A kind of converse to the Jordan curve theorem
Consider this variant of the extended topologist's sine curve:
(picture borrowed from this question) It is the closure of the graph of the function $x\mapsto \sin(\pi/x)$ defined on the half open interval $(0,1]$ with the points $(0,0)$ and $(1,0)$ connected by a simple arc. It is a closed and bounded subset $S$ of $\mathbf R^2$. Its complement has exactly $2$ path-wise connected components, but there is no simple closed curve $T$ contained in $S$.
Here's a counterexample which I think works.
$S \subset \Bbb R^2$ be the subspace consisting of points $(x, \sin(1/x))$ for $x \in (0, 1]$ and points in $\{0\} \times [-1, 1]$ union an arc joining $(0, 0)$ with $(1, \sin(1))$, namely, the quasi-circle.
$S$ is a closed and bounded subset of $\Bbb R^2$. One can see that $S$ separates $\Bbb R^2$ into two disjoint components by noting that image of any path $\gamma$ not hitting $S$ has a positive distance from $S$, as both are compact subspaces of $\Bbb R^2$. Then one can - with care - replace the $\{0\} \times [-1, 1]$ part of $S$ (because $\gamma$ has distance at least $\delta > 0$ from it) to turn it into a circle and invoke Jordan curve theorem.
However, there is no such $T$: any closed loop in $S$ must miss the origin $(0, 0)$ as $S$ is not path connected at that point. But then obviously such loops do not separate $\Bbb R^2$.
Hint: Modify the topologist's sine curve to construct a counter example to your conjecture. The true statement is that $\check{H}^1(R^2 -S)$ is nonzero (by the Alexander duality).

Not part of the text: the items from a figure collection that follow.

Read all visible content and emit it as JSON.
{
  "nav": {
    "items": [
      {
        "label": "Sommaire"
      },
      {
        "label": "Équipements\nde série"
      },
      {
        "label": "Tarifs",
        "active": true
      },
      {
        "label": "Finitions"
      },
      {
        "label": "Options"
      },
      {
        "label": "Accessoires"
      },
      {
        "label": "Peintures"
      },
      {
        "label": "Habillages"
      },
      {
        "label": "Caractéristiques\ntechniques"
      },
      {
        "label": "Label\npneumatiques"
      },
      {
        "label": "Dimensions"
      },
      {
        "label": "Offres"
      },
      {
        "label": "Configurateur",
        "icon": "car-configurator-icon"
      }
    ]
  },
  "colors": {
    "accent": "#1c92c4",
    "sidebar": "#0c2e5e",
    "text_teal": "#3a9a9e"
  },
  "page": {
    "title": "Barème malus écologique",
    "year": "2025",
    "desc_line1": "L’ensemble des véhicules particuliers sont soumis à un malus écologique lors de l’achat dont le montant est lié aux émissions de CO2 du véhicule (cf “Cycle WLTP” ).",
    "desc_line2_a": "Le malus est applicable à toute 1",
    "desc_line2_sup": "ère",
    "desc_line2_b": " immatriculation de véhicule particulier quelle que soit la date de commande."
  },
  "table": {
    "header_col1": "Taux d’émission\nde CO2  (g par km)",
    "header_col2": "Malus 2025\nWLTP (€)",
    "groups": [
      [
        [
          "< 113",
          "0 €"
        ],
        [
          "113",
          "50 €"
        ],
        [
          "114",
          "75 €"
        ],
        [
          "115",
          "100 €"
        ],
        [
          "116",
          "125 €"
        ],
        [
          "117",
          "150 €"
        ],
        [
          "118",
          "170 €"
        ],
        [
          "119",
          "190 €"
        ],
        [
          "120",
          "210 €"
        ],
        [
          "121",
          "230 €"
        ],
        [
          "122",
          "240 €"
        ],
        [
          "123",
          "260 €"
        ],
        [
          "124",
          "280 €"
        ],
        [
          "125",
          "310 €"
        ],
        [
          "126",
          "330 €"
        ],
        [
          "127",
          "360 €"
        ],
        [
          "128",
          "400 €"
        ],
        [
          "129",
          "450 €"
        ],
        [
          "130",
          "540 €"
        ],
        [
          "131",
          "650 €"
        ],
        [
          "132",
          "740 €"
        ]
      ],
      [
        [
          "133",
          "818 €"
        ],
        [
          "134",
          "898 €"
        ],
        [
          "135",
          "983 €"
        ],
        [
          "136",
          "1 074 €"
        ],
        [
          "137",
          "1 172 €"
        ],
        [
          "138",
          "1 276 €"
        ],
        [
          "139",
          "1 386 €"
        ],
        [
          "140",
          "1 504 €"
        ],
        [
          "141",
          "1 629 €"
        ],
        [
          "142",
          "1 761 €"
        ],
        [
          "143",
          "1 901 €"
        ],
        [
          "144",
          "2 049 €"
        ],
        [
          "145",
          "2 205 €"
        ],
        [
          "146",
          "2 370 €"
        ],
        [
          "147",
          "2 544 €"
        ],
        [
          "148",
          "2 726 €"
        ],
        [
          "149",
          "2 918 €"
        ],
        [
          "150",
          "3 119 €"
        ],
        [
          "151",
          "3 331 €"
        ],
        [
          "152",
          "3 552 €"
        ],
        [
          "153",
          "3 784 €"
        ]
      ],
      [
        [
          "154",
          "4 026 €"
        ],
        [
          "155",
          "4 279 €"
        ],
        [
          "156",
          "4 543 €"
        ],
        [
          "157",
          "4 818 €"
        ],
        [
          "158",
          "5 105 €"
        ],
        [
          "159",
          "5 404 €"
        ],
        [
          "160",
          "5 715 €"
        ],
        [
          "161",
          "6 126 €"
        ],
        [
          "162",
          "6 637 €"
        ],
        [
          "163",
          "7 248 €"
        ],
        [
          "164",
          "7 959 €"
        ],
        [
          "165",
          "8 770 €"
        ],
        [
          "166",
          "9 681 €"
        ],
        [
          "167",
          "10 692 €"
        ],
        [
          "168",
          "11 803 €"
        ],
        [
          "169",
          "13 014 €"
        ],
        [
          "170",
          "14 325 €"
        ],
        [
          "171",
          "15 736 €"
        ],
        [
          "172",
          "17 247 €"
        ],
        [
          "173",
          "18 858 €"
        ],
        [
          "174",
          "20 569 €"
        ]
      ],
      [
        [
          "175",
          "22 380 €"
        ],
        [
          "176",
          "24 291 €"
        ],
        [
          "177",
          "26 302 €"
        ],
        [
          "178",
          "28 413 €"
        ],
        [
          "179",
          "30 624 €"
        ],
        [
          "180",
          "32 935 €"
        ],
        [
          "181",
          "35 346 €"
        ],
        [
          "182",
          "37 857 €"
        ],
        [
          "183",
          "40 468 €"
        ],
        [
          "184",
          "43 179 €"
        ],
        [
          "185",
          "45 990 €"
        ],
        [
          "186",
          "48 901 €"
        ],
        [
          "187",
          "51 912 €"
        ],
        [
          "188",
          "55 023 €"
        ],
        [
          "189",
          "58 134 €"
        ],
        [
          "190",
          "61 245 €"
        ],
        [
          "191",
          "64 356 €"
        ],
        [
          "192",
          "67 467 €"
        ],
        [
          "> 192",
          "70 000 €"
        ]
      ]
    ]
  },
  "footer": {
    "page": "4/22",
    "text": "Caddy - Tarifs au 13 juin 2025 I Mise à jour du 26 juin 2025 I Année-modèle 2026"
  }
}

Edit. This is a partial answer to the latest version of the question. (The accepted answer by Lukas does not really settle the problem.)
First, some definitions. A continuum is a metrizable compact connected set. (If you do not know what metrizable means, just think of a subset of $R^n$.) A Lakes of Wada continuum is a continuum $C$ in $R^2$ which has empty interior and whose complement consists of more than 2 components $A_i$ such that the boundary of each $A_i$ is $C$. At the first glance, such thing is impossible; take a look at the Wikipedia picture to get some idea of what it looks like.
Now, suppose that $T\subset C$ is a proper closed subset of a Lakes of Wada continuum $C$. Pick a point $p\in C - T$. Then, since $p$ lies on the boundary of all components of $R^2 - C$ it follows that $R^2 -T$ is connected as all components of $R^2-C$ can be connected to $p$ by paths disjoint from $T$. The conclusion is that such $C$ cannot contain a closed subset whose complement in $R^2$ consists of exactly two components.
This means that the answer to Daniel's question is negative if one also requires $T\subset S$ to be closed. (And the subset constructed in Lukas' answer is closed!) As for noncompact connected subsets, I am not sure, but if I were to bet, I would guess that the answer is again negative.
You can find more and references in
History of continuum theory, by J.Charatonik, in "Handbook of the History of General Topology", Vol. 2.